Autism Overview

Autism spectrum disorder, which is often referred to as ASD, is the medical term used to describe a group of disorders that includes autism, Asperger’s syndrome and pervasive developmental disorder (also known as atypical autism).

Autism is a neurological variation / difference and is classified as a (life-long) developmental disability. Like all people, those with Autism have their own unique personalities and traits, but commonly share varying degrees of challenges in:

1. Different sensory experiences / differences in experiencing and processing sensory stimuli (sound, smell, touch, etc). Children with Autism may seek out sensory stimulation and / or strongly avoid (fear) sensory input.

2. Non-standard ways of learning and approaching problem solving, for example, learning ‘difficult’ tasks (e.g. calculus) before ‘simple’ tasks (e.g. addition), difficulty with ‘executive functions’, or being simultaneously gifted at tasks requiring fluid intelligence and intellectually disabled at tasks requiring verbal skills. An often natural ability in noticing and identifying patterns around them.

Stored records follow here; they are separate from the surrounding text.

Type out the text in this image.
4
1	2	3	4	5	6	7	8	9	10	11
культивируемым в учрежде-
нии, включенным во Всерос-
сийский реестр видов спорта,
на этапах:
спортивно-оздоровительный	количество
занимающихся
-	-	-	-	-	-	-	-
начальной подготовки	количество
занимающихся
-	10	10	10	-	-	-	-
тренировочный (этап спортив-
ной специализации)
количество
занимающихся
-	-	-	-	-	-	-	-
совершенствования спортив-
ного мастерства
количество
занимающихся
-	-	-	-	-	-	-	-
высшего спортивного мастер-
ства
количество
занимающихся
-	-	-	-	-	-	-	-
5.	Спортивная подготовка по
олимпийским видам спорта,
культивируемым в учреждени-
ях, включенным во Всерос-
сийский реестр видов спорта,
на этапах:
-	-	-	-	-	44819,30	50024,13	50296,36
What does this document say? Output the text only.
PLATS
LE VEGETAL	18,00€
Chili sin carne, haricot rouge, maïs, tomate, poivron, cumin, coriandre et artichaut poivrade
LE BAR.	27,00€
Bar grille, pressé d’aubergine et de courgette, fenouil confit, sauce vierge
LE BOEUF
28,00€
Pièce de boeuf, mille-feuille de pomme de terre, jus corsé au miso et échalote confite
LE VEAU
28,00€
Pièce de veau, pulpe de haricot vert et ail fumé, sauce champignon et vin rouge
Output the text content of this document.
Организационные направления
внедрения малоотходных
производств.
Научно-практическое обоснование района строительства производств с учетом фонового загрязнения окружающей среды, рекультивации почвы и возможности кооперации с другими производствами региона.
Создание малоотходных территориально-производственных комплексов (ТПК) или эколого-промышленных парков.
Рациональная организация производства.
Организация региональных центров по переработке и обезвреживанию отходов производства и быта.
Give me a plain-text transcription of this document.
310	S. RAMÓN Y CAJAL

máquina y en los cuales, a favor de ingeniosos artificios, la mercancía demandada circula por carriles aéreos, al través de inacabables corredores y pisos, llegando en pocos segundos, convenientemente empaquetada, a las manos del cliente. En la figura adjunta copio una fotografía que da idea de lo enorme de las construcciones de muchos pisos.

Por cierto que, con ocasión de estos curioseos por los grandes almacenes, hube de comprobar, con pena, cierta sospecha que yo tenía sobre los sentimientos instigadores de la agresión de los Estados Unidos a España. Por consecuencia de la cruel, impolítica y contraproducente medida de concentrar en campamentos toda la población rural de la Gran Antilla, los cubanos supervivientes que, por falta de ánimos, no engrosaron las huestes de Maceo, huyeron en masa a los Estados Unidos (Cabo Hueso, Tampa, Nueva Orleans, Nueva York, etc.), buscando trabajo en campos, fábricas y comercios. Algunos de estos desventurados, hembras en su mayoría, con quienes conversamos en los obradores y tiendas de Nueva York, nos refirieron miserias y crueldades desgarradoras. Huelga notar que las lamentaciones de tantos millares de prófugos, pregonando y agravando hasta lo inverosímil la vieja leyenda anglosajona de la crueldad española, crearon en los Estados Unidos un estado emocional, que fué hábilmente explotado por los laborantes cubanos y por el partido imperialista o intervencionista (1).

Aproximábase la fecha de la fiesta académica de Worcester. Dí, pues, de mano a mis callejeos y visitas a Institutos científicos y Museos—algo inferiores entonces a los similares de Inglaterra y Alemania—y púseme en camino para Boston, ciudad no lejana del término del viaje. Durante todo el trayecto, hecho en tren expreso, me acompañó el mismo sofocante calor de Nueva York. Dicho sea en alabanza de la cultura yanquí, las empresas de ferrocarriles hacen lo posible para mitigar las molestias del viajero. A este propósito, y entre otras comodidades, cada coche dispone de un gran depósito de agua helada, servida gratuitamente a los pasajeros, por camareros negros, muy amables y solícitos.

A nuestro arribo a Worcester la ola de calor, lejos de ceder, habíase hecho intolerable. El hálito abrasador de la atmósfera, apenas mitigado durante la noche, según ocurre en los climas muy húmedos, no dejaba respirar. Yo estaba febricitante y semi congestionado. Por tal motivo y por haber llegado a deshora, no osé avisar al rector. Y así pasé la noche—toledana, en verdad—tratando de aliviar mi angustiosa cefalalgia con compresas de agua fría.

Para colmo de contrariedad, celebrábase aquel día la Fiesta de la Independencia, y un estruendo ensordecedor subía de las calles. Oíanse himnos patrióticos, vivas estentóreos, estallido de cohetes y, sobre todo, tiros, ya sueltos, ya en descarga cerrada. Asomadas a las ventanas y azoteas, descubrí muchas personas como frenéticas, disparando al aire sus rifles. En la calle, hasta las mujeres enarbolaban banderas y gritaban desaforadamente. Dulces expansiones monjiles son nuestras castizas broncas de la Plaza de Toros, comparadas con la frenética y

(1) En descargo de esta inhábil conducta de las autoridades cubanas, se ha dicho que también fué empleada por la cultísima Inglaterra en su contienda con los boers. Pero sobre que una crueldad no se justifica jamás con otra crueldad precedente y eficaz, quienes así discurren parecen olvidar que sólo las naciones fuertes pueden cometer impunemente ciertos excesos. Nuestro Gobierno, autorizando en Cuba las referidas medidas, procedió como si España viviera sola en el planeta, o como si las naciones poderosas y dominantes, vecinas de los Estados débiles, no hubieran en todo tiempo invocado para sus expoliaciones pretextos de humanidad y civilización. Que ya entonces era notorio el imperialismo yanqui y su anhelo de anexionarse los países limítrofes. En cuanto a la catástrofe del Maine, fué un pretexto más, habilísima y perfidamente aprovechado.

3. Deeply focused thinking and passionate interests in specific subjects. These ‘special interests’ could be anything from mathematics to ballet, from doorknobs to physics, and from politics to bits of shiny paper.

4. Atypical, often repetitive movement. This includes ‘self-stimulatory’ behaviour such as rocking and flapping, spinning and sorting. This is often referred to as ‘stimming’.

5. Intense need for consistency, routine and order to ‘feel safe’. Holidays, for example, may be experienced more with anxiety than pleasure.

6. Difficulties in understanding and expressing language as used in typical communication, both verbal and non-verbal. Some children with Autism do not gain verbal language skills and / or have limited verbal communication skills and communicate through non-verbal means. Whether verbal or non-verbal, most struggle to use language to explain their emotions and internal state, and to articulate concepts (which is not to say that they do not experience and understand these).

7. Difficulties in understanding, relating too and expressing typical social interaction, for example, having delayed responses to social situations, or behaving in what others might perceive as an ‘inappropriate’ manner to the norms of a given social context (for example, not saying “hello” after another person says “hello”).

8. Autism is a life-long disability; children on the Autism Spectrum become adults with Autism.

 

‘Symptoms’ associated with ASD appear early in a child’s development and this is why, from a medical perspective, it is considered to be a ‘developmental disorder’. The term ‘spectrum’ is used because it describes the wide variety and differing levels of severity of symptoms found in children with ASD. For example, two children could be diagnosed with ASD, yet one may have an intellectual disability, no spoken language but a very high ability to communicate non-verbally with low ability in daily self help ability; whereas the other may have average or even above average intelligence, appear to have normal speech but have excessive rigid behaviours and adherence to routines. One or both may have significant Sensory Processing dysfunction.